Pada saat itu, hanya ada lima negara yang sudah bebas PMK, yakni Kanada, Amerika Serikat, Australia, Selandia Baru, dan Indonesia. Menurut mantan Dirjen Peternakan dan Kesehatan Hewan (PKH) Kementerian Pertanian Sofyan Sudrajat, pembebasan Indonesia dari wabah PMK membutuhkan upaya yang sangat sulit dan waktu hingga 100 tahun lamanya. 

Foto Pixabay.com.

Karenanya, tak heran jika setelah mendapat predikat bebas PMK dari Organisasi Kesehatan Hewan Dunia (FAO), pemerintah menetapkan kebijakan ekstra ketat terhadap lalu lintas ternak dan produk ternak dari luar negeri. 

Misalnya, melarang masuknya kapal yang memuat jagung untuk pakan ternak dari Argentina, menolak masuknya kulit ternak dari Korea Selatan. Lalu, mengusir kapal yang bermuatan kulit ternak asal negara-negara Afrika, menolak dan mengembalikan daging domba kurban dari Arab Saudi beserta kontainernya. 

Kemudian juga menolak bantuan 5.000 ekor ternak asal Australia yang kapal dan ternaknya mampir di suatu negara tertular PMK untuk cari pakan. 

“Dengan pengalaman tersebut, maka negara-negara yang masih bebas PMK akan melakukan tindakan yang sama atau tindakan ketat pada barang atau bahan-bahan yang berkaitan dengan ternak yang berasal dari negara tertular PMK, termasuk dari Indonesia,” jelas Sofyan, saat dihubungi Alinea.id, Kamis (19/5). 

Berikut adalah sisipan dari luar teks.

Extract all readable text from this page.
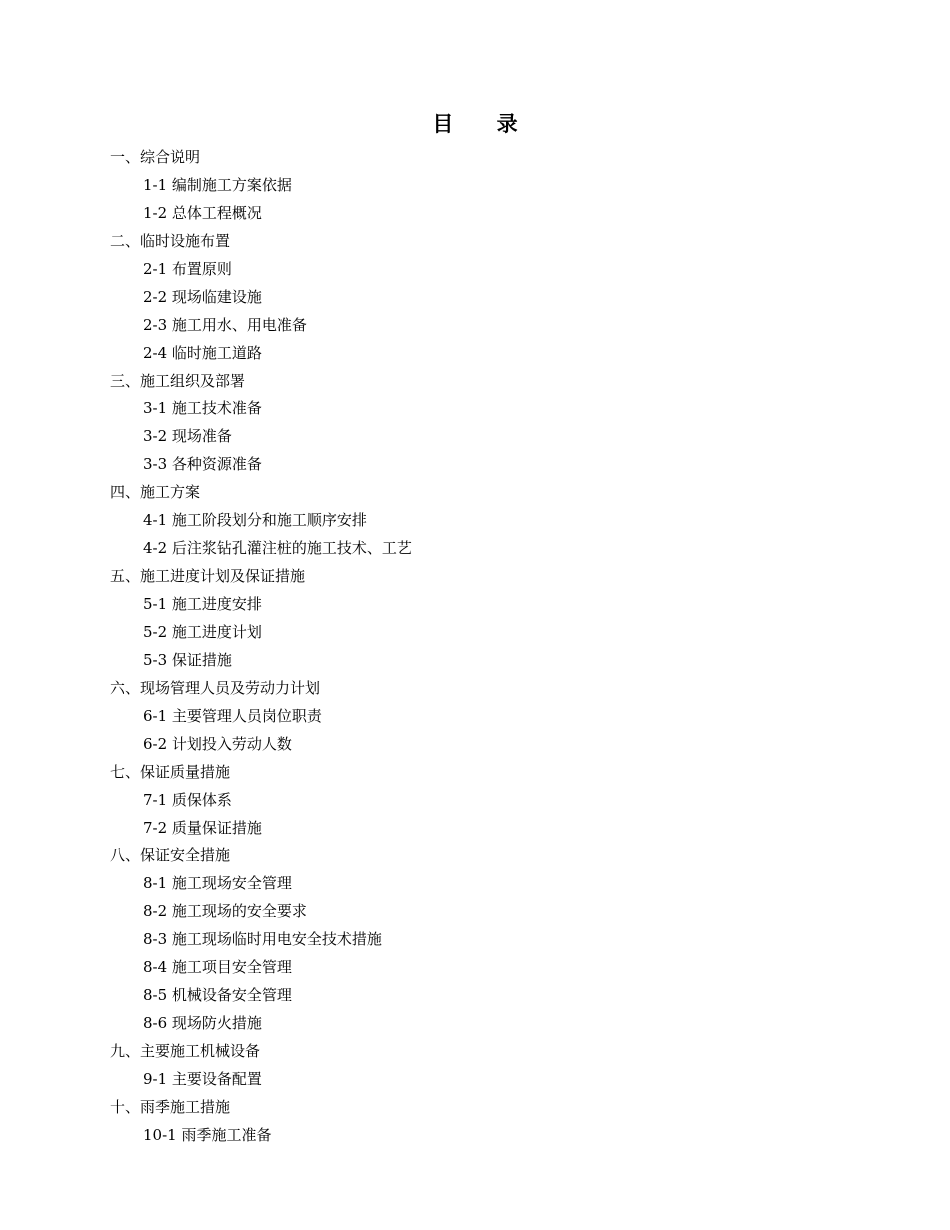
目 录
一、综合说明
1-1 编制施工方案依据
1-2 总体工程概况
二、临时设施布置
2-1 布置原则
2-2 现场临建设施
2-3 施工用水、用电准备
2-4 临时施工道路
三、施工组织及部署
3-1 施工技术准备
3-2 现场准备
3-3 各种资源准备
四、施工方案
4-1 施工阶段划分和施工顺序安排
4-2 后注浆钻孔灌注桩的施工技术、工艺
五、施工进度计划及保证措施
5-1 施工进度安排
5-2 施工进度计划
5-3 保证措施
六、现场管理人员及劳动力计划
6-1 主要管理人员岗位职责
6-2 计划投入劳动人数
七、保证质量措施
7-1 质保体系
7-2 质量保证措施
八、保证安全措施
8-1 施工现场安全管理
8-2 施工现场的安全要求
8-3 施工现场临时用电安全技术措施
8-4 施工项目安全管理
8-5 机械设备安全管理
8-6 现场防火措施
九、主要施工机械设备
9-1 主要设备配置
十、雨季施工措施
10-1 雨季施工准备
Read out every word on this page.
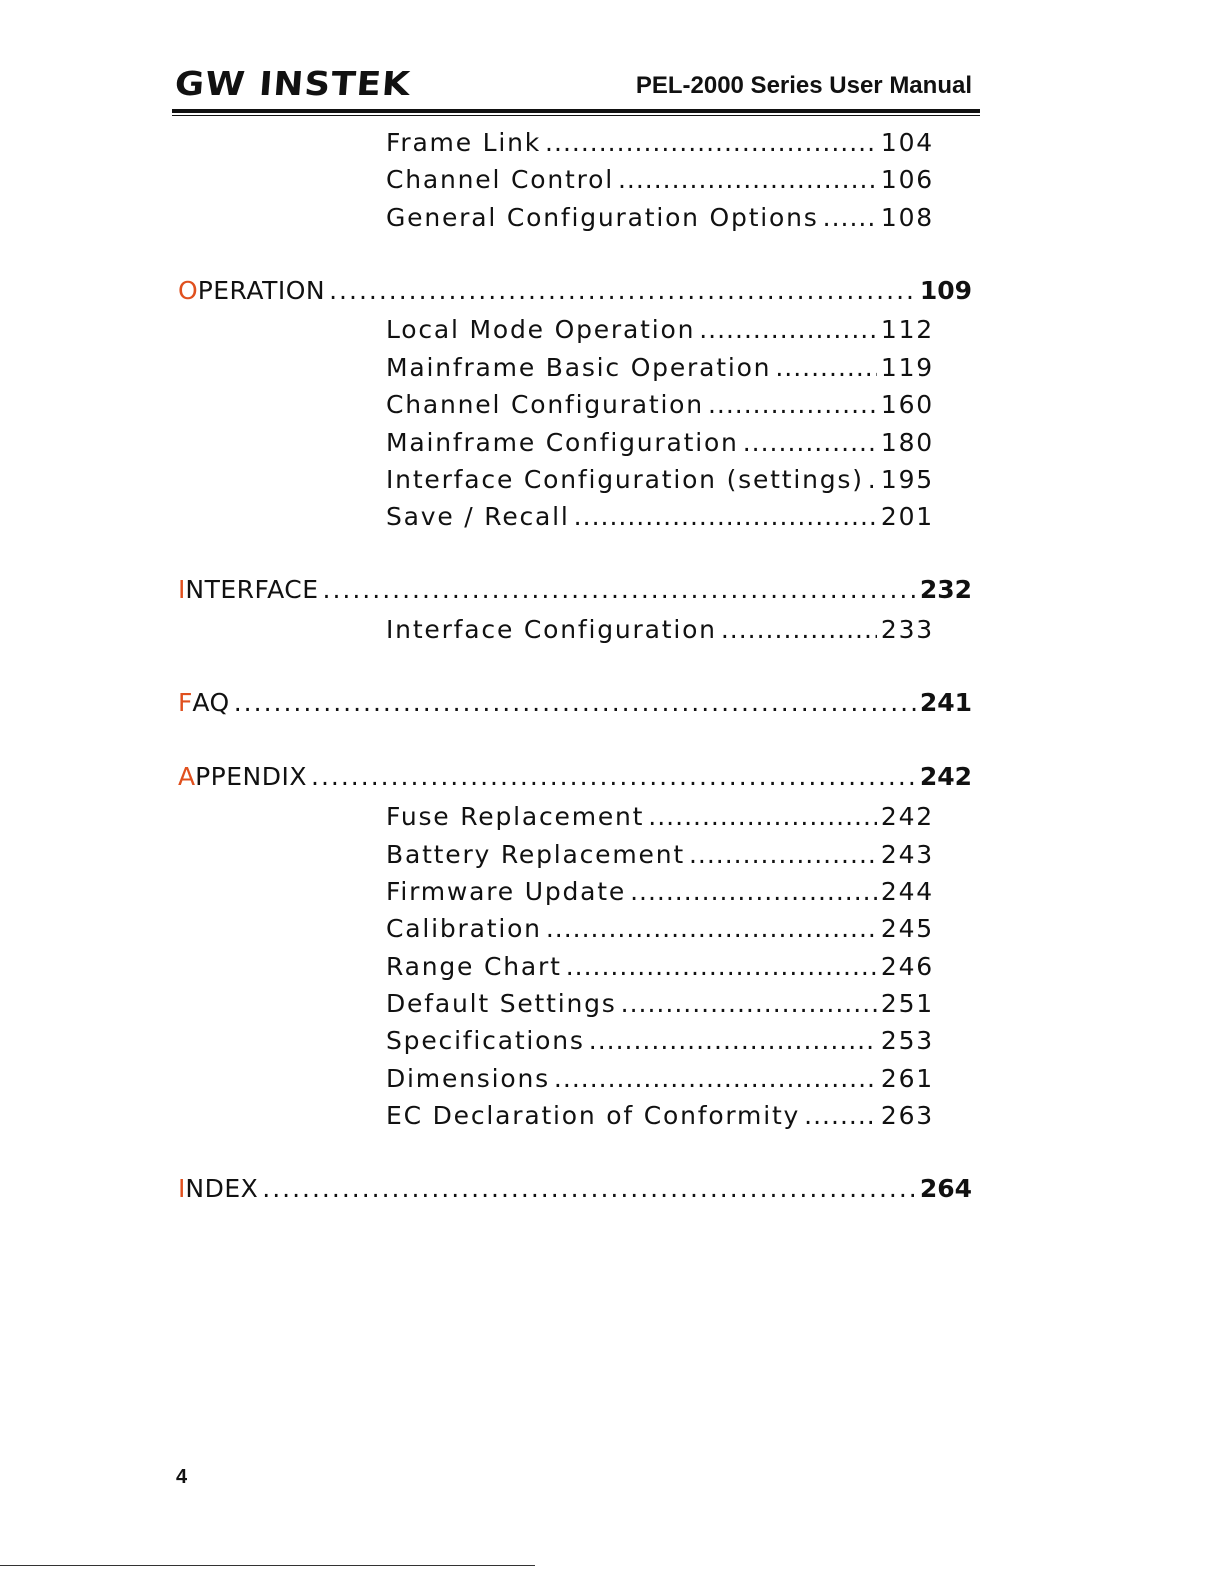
GW INSTEK	PEL-2000 Series User Manual
Frame Link .....	104
Channel Control .....	106
General Configuration Options ..... 108
O PERATION .....	109
Local Mode Operation .....	112
Mainframe Basic Operation .....	119
Channel Configuration .....	160
Mainframe Configuration .....	180
Interface Configuration (settings) ..... 195
Save / Recall .....	201
I NTERFACE .....	232
Interface Configuration .....	233
F AQ .....	241
A PPENDIX .....	242
Fuse Replacement .....	242
Battery Replacement .....	243
Firmware Update .....	244
Calibration .....	245
Range Chart .....	246
Default Settings .....	251
Specifications .....	253
Dimensions .....	261
EC Declaration of Conformity .....	263
I NDEX .....	264
4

Ketika tanah air belum terbebas dari PMK, Indonesia pun tidak bisa mengekspor ternak dan hasil ternak ke negara bebas PMK. Bahkan, ternak dan produk ternak, rumput dan pucuk tebu untuk pakan ternak juga acap kali ditolak oleh negara lain. Meskipun negara tersebut juga belum sepenuhnya terbebas dari PMK, seperti Jepang. 

“Apalagi negara bebas seperti Australia dan Selandia Baru, negara-negara ini selain menolak ternak dan bahan atau hasil produksi ternak asal Indonesia pada waktu itu, juga pesawat dan penumpang dari Indonesia sebelum turun disemprot disinfektan dulu,” imbuhnya. 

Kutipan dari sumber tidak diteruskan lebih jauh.